Law and Public Policy

The Pope, His Rabbi, and Religious Pluralism

October 2, 2015

Photo Credit | iStock Photo

Photo Credit | Wikimedia Commons

One of the many moving moments of the visit last week of Pope Francis to New York City was the sight of the Pope side by side with a rabbi and imam at the 9/11 Memorial Museum. James Massa, the Brooklyn bishop who organized the service — which also included clergy of other faiths — explained to the press that it was not an interfaith but a multi-faith event, and the Pope’s remarks emphasized the need to settle conflict through dialogue. Powerful on its face, the event carried with it an implicit rebuke of the profiteers of hate who — from the Park 51 controversy centered a few blocks away from the event at Ground Zero, to the strident comments of two presidential candidates — represent the opposite of the Pope’s mission.

For those interested in American religious pluralism, the Pope’s nuanced approach to the relation between faiths was illuminating. It is credited by some to have arisen at least in part from a very personal source: his long-standing friendship with Abraham Skorka, an Argentinean chemist and rabbi, and the co-author with then-Jorge Mario Bergoglio, Archbishop of Buenos Aires, of the book “On Heaven and Earth,” a theological conversation on a range of issues designed to model respectful conversation between people who both differ and find points of confluence on critical ethical issues, and elevate the common humanity of the participants.

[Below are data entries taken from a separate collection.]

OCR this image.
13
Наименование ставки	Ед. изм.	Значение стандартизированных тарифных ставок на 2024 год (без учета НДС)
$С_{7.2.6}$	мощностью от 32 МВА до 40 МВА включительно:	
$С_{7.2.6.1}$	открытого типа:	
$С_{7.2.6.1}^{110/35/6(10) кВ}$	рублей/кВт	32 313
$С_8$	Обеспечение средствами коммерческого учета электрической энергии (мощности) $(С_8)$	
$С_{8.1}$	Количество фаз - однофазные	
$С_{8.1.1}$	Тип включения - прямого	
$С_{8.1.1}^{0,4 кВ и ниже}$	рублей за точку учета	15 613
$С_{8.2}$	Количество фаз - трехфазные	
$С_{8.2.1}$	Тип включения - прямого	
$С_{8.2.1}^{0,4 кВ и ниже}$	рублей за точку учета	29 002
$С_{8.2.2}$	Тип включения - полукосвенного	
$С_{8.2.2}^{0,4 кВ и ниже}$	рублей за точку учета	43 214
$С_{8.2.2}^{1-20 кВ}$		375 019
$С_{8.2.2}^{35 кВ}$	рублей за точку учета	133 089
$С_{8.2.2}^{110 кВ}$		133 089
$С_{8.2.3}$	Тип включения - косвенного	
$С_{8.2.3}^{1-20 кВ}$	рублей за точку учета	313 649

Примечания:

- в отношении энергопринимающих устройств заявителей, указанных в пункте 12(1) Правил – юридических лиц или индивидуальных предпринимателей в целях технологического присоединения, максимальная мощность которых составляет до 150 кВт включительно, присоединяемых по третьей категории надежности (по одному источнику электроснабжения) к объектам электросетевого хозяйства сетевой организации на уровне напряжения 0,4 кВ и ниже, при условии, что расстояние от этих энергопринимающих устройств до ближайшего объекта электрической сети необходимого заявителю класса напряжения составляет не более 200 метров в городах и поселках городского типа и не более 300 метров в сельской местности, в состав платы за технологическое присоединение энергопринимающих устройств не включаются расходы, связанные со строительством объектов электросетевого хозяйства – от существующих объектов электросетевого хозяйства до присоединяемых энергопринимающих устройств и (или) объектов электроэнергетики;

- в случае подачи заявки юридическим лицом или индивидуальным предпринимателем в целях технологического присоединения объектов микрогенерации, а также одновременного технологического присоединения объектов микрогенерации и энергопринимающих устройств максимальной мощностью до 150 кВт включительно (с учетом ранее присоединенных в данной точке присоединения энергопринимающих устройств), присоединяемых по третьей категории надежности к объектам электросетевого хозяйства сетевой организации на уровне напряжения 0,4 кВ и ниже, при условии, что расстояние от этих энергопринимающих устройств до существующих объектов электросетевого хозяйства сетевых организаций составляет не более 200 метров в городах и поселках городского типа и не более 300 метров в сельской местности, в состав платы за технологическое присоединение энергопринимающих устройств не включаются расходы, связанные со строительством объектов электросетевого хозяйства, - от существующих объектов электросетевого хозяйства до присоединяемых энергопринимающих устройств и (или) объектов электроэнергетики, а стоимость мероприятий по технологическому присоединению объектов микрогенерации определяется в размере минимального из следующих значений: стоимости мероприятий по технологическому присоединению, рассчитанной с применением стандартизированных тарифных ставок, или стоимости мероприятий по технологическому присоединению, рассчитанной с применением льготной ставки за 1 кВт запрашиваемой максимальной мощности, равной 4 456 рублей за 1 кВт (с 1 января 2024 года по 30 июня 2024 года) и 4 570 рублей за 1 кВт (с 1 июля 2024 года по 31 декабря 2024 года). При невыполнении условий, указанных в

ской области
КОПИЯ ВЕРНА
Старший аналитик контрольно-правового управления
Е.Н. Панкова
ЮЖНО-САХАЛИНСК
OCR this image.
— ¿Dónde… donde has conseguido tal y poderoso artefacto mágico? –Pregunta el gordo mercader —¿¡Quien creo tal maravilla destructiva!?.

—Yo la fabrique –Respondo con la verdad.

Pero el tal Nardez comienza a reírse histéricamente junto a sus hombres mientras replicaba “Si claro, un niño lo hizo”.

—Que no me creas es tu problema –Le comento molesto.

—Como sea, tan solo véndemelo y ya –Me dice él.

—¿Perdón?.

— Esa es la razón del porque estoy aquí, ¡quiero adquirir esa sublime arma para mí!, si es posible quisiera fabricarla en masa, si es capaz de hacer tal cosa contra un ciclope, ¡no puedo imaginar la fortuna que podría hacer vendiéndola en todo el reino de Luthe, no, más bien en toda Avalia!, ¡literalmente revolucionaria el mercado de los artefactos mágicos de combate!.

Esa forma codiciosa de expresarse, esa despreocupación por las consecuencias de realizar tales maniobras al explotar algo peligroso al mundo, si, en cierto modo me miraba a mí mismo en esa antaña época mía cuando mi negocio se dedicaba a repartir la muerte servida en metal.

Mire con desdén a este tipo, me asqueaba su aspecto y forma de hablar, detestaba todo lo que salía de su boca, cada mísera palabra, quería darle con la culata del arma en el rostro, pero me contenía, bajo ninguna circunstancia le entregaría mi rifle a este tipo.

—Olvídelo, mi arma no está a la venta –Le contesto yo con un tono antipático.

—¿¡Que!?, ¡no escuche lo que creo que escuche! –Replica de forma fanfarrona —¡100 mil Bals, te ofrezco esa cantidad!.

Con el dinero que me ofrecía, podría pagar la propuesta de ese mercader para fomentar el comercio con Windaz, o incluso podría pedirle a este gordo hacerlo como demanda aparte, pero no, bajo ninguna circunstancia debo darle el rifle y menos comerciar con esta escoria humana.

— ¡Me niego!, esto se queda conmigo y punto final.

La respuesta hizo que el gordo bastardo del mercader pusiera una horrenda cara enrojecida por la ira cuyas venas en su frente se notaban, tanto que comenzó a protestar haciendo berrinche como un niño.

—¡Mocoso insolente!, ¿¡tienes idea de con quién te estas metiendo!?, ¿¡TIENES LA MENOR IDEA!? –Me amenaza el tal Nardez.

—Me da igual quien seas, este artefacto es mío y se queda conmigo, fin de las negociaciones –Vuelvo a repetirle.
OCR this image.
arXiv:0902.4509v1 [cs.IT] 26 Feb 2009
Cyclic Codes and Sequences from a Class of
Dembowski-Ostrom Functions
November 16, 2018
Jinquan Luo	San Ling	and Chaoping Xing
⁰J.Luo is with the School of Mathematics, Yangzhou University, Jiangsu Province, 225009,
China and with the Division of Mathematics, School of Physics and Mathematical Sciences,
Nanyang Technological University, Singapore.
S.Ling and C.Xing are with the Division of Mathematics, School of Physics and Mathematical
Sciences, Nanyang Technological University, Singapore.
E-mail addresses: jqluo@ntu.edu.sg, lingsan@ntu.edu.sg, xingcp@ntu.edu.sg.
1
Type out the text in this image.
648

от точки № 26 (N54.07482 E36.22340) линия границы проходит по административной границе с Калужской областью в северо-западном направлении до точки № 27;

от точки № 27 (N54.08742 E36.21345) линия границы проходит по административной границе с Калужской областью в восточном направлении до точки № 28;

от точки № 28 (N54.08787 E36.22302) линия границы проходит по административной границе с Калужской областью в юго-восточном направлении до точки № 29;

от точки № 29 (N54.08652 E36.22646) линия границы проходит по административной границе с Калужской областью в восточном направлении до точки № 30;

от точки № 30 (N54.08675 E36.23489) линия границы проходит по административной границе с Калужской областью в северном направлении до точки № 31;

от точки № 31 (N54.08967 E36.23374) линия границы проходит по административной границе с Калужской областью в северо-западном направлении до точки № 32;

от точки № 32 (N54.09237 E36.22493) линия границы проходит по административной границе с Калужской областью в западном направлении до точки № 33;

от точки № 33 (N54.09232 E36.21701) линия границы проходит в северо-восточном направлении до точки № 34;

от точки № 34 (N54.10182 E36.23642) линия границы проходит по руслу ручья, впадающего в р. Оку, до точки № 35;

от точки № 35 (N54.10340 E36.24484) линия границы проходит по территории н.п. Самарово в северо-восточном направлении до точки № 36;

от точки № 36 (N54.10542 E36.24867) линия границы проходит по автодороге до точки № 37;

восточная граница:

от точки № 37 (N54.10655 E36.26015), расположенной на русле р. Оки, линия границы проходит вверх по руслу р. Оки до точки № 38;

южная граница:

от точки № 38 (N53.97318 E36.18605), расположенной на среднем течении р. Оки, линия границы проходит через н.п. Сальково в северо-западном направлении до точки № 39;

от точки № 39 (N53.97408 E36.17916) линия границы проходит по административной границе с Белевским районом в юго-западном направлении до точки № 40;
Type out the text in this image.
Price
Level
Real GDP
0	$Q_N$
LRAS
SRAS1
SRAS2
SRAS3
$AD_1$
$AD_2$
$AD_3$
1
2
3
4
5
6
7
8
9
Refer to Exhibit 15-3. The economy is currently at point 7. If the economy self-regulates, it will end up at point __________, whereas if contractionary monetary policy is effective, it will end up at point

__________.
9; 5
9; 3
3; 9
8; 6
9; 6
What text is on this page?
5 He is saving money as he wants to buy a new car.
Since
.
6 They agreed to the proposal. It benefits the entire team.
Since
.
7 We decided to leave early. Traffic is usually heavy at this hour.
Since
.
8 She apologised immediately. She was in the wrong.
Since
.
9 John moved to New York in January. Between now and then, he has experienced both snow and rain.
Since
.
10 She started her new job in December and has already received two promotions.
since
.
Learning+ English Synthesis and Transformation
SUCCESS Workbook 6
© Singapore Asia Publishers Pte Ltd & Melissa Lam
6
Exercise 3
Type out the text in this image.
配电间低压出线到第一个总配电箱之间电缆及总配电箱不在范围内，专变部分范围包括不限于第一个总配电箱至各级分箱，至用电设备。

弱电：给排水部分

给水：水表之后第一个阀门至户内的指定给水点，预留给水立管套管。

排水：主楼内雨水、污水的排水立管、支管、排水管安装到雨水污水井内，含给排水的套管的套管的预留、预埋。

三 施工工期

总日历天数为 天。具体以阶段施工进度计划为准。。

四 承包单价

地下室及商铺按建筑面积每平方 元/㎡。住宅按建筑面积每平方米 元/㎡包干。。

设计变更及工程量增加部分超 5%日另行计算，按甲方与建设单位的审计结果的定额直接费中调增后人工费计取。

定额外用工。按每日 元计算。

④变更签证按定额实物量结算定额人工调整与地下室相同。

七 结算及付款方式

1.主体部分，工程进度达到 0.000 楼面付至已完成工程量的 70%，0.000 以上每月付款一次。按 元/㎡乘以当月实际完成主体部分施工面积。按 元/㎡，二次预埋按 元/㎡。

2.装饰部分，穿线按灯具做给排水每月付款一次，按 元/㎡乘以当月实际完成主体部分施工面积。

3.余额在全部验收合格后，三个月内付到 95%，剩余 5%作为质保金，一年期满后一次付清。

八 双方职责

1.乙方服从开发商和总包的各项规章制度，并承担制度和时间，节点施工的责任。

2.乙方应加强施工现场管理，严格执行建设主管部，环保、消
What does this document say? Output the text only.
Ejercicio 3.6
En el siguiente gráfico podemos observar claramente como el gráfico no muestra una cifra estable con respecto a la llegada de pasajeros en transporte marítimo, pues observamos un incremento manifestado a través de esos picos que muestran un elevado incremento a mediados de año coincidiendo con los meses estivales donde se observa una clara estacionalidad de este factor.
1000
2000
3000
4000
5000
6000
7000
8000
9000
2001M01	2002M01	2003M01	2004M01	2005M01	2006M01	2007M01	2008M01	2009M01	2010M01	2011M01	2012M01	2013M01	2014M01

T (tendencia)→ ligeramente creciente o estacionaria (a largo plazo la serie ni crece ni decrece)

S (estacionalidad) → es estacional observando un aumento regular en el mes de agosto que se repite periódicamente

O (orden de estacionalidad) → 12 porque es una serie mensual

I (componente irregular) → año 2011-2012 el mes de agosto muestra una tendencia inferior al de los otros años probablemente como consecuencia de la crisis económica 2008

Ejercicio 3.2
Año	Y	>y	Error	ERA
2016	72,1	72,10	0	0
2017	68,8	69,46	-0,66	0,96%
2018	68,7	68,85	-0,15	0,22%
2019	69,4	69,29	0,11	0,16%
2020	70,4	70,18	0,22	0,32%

Pope Francis was not the first modern Pope to have had a transformative encounter with a Jewish friend that “de-otherized” that faith. Jerzy Kluger, who died in 2011, was a close friend of John Paul II when the two were boys growing up in Wadowice, Poland. John Paul went on to cite his early friendships with Kluger and other Jews as the wellspring of his efforts to improve Catholic-Jewish relations. The first pope to visit a synagogue, he repudiated the ancient idea that Jews had killed Jesus, and asked for forgiveness of violence against Jews committed in the name of the Catholic Church. He called Jews “our elder brothers.”

“Anti-Semitism,” John Paul II wrote in 1994, “is a great sin against humanity.”

Both these close friendships are a high-profile illustration of a phenomenon described by sociologists Robert Putnam and David Campbell as the “my pal Al” effect. Putnam and Campbell explain that their research showed that when people have friendships with those of other faiths, it not only decreases bias against those of that faith, but against those of all other faiths.

Projects that positively engage American religious diversity around the common good — on campuses, in communities, and through schools and youth service organizations — are the start of the robust conversations that can lead to a deeper understanding of those who otherwise might remain strangers and even adversaries.

While this political season may have engendered venom, the Pope and his Rabbi represent a balm. Programs that increase religious literacy and foster positive interactions between people of different faiths are essential to building the reconciled world we glimpsed possible through the Pontiff’s visit.

Meryl Justin Chertoff is executive director of the Aspen Institute Justice and Society Program.